Are you a code sensei? A customer-service rock star? Do you have a passion for sales? Will you devote your life to conference calls, leaving your family and friends behind while you camp out under your desk, ready to dial in at any time?
If the answer to all those questions is “no”—or even a nervous, hesitant smile—then hopefully you don’t need to look for a new job anytime soon. If you do, get ready to convince prospective employers that you are a success-obsessed results ninja, whatever that means.
A generation ago, American job seekers might have opened a newspaper to find want ads with perfunctory explanations of desired skills, such as carpentry or customer service. Classifieds, after all, contain little room for florid prose. But in the past two decades, a changing labor market, combined with the internet’s ability to make things functionally more efficient but existentially far worse, has dramatically transformed how American companies recruit prospective employees. The result is the obnoxious state of the modern job listing, which is often short on details and long on silly demands.
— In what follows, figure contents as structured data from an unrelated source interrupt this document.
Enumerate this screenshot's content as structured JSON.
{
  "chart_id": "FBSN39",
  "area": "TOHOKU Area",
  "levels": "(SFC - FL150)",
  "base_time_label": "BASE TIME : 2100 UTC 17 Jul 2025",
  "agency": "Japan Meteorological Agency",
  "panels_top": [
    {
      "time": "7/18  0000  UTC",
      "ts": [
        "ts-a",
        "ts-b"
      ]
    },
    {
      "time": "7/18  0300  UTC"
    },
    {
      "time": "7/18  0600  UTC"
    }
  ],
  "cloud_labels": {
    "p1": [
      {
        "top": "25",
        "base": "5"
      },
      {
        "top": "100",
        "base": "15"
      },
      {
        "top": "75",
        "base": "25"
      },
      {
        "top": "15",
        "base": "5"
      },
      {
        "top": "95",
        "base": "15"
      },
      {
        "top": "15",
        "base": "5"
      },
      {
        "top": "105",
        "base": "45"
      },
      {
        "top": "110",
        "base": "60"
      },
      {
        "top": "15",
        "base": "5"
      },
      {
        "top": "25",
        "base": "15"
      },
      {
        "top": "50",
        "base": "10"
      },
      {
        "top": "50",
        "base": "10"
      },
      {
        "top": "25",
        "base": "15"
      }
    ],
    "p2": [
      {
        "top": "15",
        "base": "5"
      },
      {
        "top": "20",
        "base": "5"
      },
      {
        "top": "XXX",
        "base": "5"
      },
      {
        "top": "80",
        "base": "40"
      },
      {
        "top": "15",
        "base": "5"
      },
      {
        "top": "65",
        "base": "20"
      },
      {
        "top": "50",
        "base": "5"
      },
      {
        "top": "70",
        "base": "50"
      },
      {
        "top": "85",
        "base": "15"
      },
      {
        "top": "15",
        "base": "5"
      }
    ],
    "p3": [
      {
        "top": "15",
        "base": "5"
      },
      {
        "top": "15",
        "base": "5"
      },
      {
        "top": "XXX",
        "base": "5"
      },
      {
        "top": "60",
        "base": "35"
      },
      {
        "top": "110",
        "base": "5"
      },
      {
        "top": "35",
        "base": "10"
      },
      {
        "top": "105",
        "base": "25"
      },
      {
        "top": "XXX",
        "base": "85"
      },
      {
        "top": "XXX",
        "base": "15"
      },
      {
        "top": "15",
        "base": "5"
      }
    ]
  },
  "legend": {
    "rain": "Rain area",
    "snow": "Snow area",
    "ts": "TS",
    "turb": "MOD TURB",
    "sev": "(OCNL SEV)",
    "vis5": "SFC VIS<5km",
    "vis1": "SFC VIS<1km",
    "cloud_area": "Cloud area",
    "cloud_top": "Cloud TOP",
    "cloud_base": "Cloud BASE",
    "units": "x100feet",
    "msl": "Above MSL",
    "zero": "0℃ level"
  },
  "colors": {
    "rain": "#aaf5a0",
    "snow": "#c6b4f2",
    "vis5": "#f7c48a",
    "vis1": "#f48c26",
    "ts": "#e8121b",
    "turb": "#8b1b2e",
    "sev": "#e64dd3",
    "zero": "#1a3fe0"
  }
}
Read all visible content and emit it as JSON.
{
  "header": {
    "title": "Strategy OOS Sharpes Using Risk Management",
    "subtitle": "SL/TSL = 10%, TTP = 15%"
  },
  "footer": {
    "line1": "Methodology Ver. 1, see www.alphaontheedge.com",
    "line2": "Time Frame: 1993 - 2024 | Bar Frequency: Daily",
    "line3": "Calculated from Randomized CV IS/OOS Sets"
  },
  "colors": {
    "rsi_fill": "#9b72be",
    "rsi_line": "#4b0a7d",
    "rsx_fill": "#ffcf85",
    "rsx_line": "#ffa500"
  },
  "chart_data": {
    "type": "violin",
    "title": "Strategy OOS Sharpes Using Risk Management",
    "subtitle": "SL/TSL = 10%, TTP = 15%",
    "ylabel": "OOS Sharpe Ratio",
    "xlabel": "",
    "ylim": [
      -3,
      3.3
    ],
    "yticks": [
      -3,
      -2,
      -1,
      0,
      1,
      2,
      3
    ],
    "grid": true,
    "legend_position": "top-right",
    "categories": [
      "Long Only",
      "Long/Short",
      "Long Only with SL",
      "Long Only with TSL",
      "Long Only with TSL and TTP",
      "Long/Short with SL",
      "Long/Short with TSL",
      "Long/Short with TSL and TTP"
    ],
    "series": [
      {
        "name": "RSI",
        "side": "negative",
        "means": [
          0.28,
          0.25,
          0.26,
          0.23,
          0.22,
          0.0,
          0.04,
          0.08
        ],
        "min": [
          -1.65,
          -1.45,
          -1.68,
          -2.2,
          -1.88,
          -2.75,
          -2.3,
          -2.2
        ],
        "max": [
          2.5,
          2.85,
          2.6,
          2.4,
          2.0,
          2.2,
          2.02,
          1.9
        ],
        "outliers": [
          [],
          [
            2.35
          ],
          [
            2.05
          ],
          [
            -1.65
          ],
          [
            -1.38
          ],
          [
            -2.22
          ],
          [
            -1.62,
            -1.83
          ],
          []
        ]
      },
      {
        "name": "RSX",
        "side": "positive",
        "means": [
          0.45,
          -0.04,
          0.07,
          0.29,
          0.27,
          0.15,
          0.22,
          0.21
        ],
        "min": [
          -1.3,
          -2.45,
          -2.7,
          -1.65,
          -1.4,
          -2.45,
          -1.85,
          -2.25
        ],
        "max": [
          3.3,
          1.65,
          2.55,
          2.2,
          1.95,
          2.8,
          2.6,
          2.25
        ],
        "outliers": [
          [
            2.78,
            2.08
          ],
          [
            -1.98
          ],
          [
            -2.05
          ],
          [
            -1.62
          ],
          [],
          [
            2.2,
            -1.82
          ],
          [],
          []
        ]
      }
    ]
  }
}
Although this trend has some roots in start-up culture, it has spread to virtually all American industries and far beyond the bounds of urban office work. Alley, a co-working space in New York, seeks a social-media and marketing manager at the company who is “one part visionary, one part online warrior, one part pop-culture guru, a dash of precocious energy, mixed with a little lyrical whimsey, and served with a shot of espresso.” A listing for an Atlanta-based “customer support hero” at the software company Autodesk wants to hear from you if you’re “a ninja with your keyboard” who has “a passion for incredible customer service.”